ASU-LACMA Navigating change in museums lecture series | Linda Komaroff and Arvin Maghsoudlou | The Intersection of Past and Present in Iranian Art
Event description
- Academic events
- Arts and entertainment
- Free
- Inclusion
- Open to the public
April 2 | 1 to 2 p.m. MST | Zoom
The interplay between past and present as a mode of political and social expression is a significant and enduring feature of Iranian art. Accordingly, this lecture surveys the artistic traditions of the Iranian world to illuminate embedded ideas of identity, faith, history and culture. It selectively examines a wide range of artworks—including paintings, ceramics, metalwork and illustrated manuscripts—produced and used by diverse communities across Iran’s historical and cultural sphere, extending from Central Asia in the east to Mesopotamia in the west, and spanning from antiquity to the present day. The recurring themes to be highlighted, such as kingship, are those that Iranian artists have continually rediscovered, reinterpreted and repurposed over time, producing works that are both artistically innovative and culturally and politically meaningful. While the past was initially visualized through the lens of the present, by the second half of the twentieth century, the present itself began to be rendered anachronistically, often as a form of barely disguised social commentary. Ultimately, the lecture aims to reveal the remarkable diversity of Iran’s artistic heritage by viewing it through a temporal viewpoint and emphasizing the persistent and inescapable presence of the past in Iranian society.

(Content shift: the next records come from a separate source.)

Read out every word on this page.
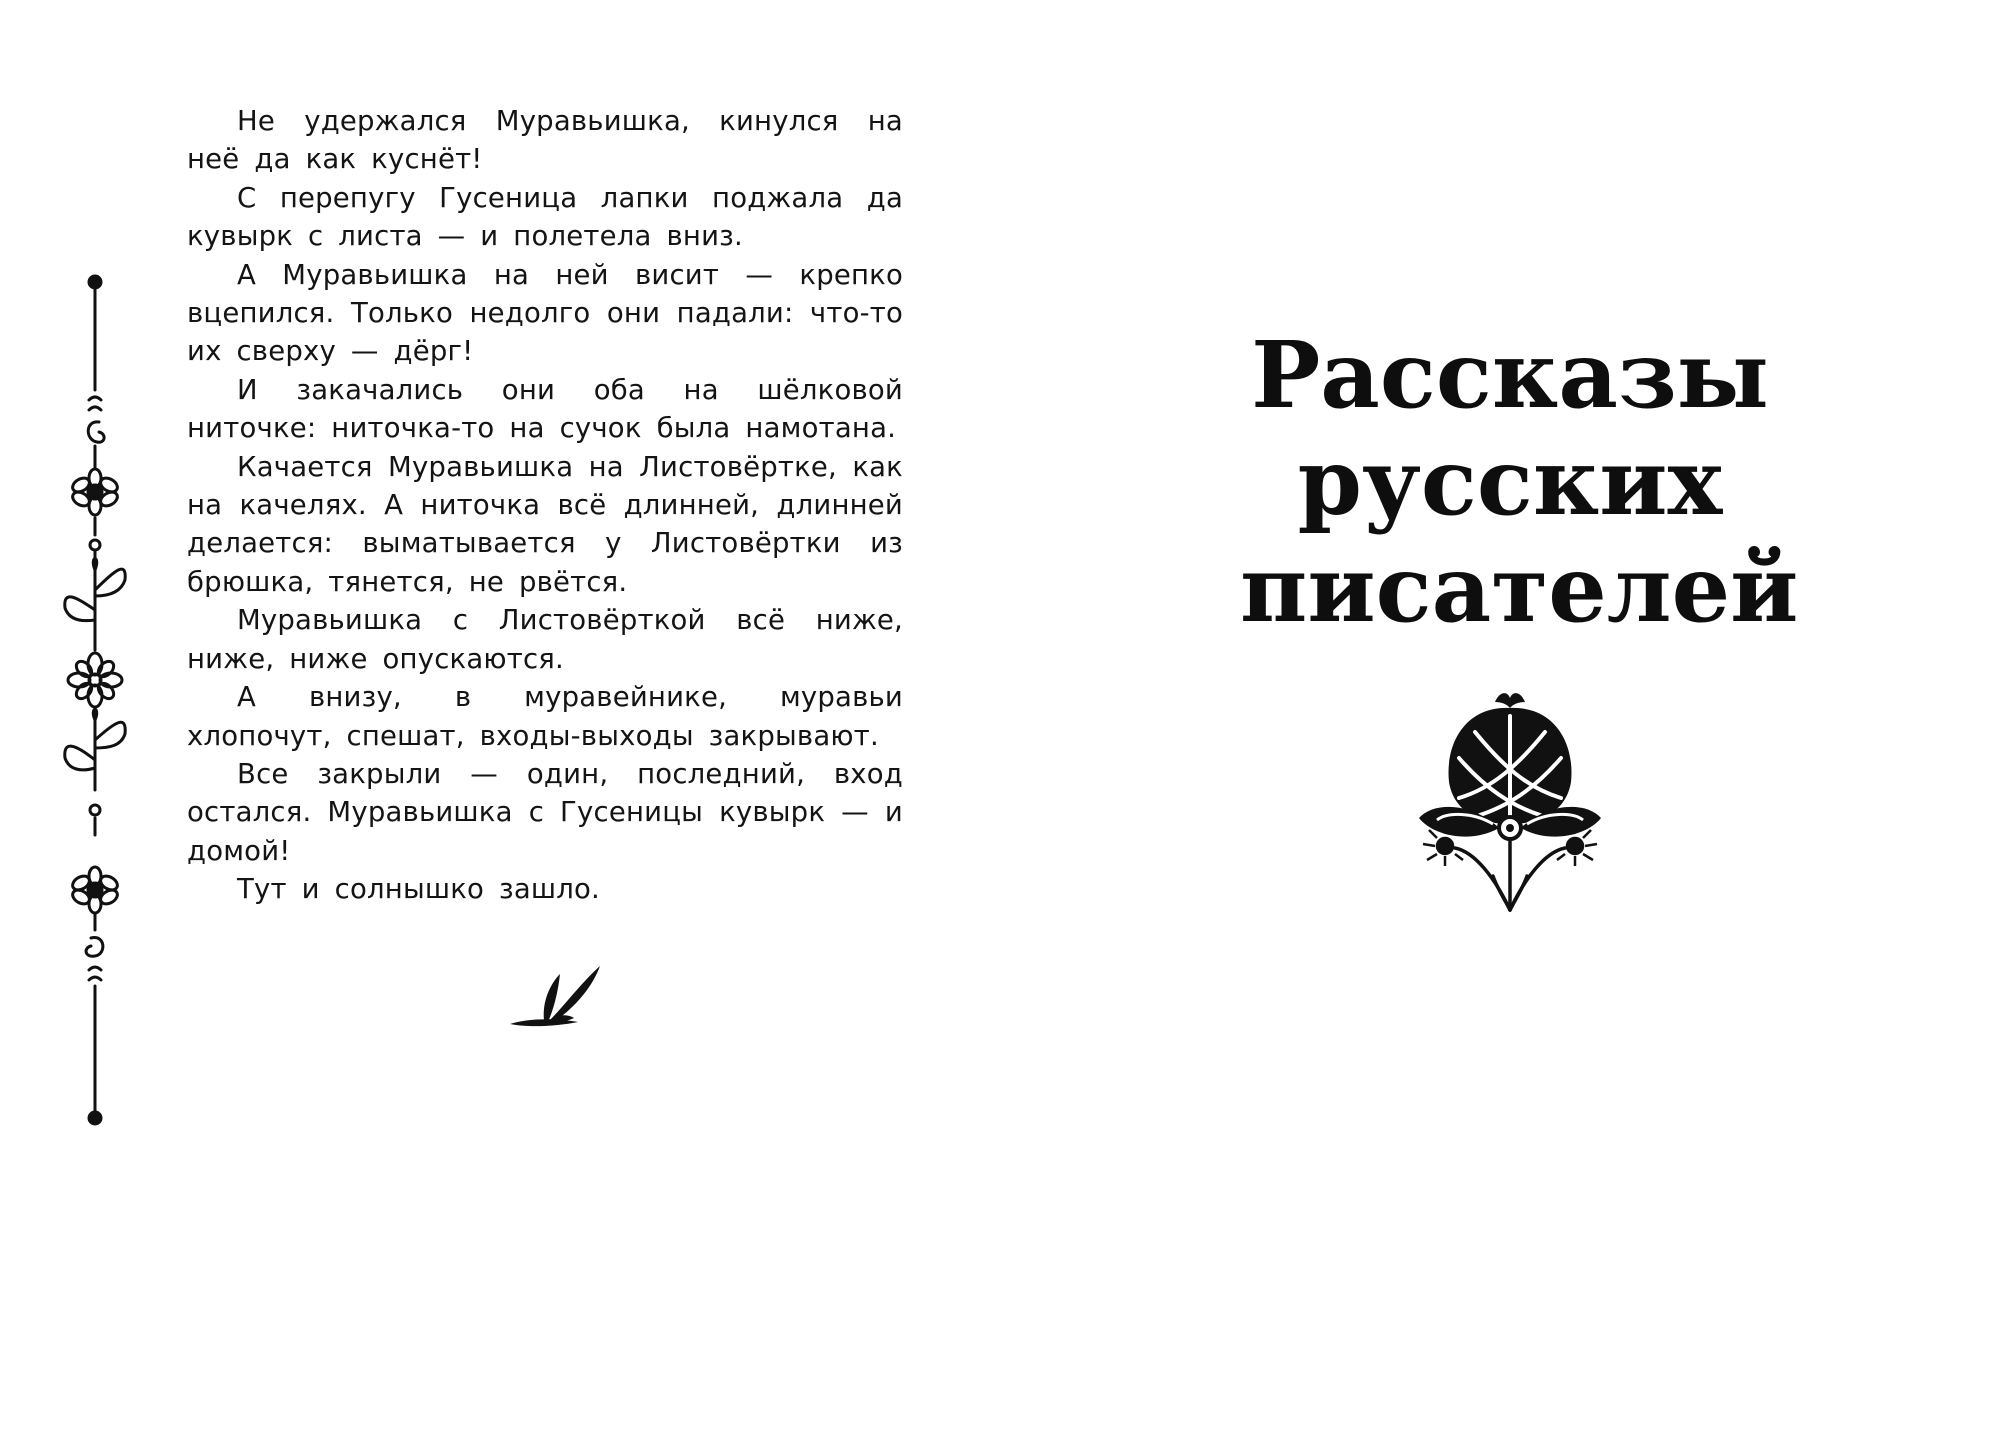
Не удержался Муравьишка, кинулся на неё да как куснёт!

С перепугу Гусеница лапки поджала да кувырк с листа — и полетела вниз.

А Муравьишка на ней висит — крепко вцепился. Только недолго они падали: что-то их сверху — дёрг!

И закачались они оба на шёлковой ниточке: ниточка-то на сучок была намотана.

Качается Муравьишка на Листовёртке, как на качелях. А ниточка всё длинней, длинней делается: выматывается у Листовёртки из брюшка, тянется, не рвётся.

Муравьишка с Листовёрткой всё ниже, ниже, ниже опускаются.

А внизу, в муравейнике, муравьи хлопочут, спешат, входы-выходы закрывают.

Все закрыли — один, последний, вход остался. Муравьишка с Гусеницы кувырк — и домой!

Тут и солнышко зашло.

Рассказы
русских
писателей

Linda Komaroff is Curator and Department Head of Art of the Middle East at the Los Angeles County Museum of Art, where she has worked since 1995. During her long curatorial career, she has helped to double the size of the museum’s collection of Islamic art, including the acquisition of an eighteenth-century reception room from Damascus. In 2006, she began to acquire and exhibit contemporary art from the Middle East, positioning LACMA’s collection at the forefront of American museums. She has curated major international loan exhibitions of both historical Islamic art and contemporary Middle East Art at LACMA as well as guest curated exhibitions at museums in Qatar and Saudi Arabia. She is also the author or editor of several books and has written numerous articles and book chapters on various aspects of Islamic art, with a special interest in Iran. She has taught at Hamilton College, NYU, UCLA, and ASU.
Arvin Maghsoudlou is the Gramian-Emrani Family Curatorial Fellow in Ancient Iranian Art at the Los Angeles County Museum of Art (LACMA), holding a PhD in Art History from Southern Methodist University. He specializes in the art of late antique Iran, with a particular interest in materiality, sensory studies and technical art history. Maghsoudlou was previously the Andrew W. Mellon Fellow at the Metropolitan Museum of Art, where he advanced his research on late antique Iranian silver vessels. He has taught multiple courses on the art of Iran, ancient West Asia and the Islamic world, and his recent and forthcoming publications address a range of topics, including silver vessels, rock reliefs, sensory experiences in late antique Iran and the use of AI in art history education.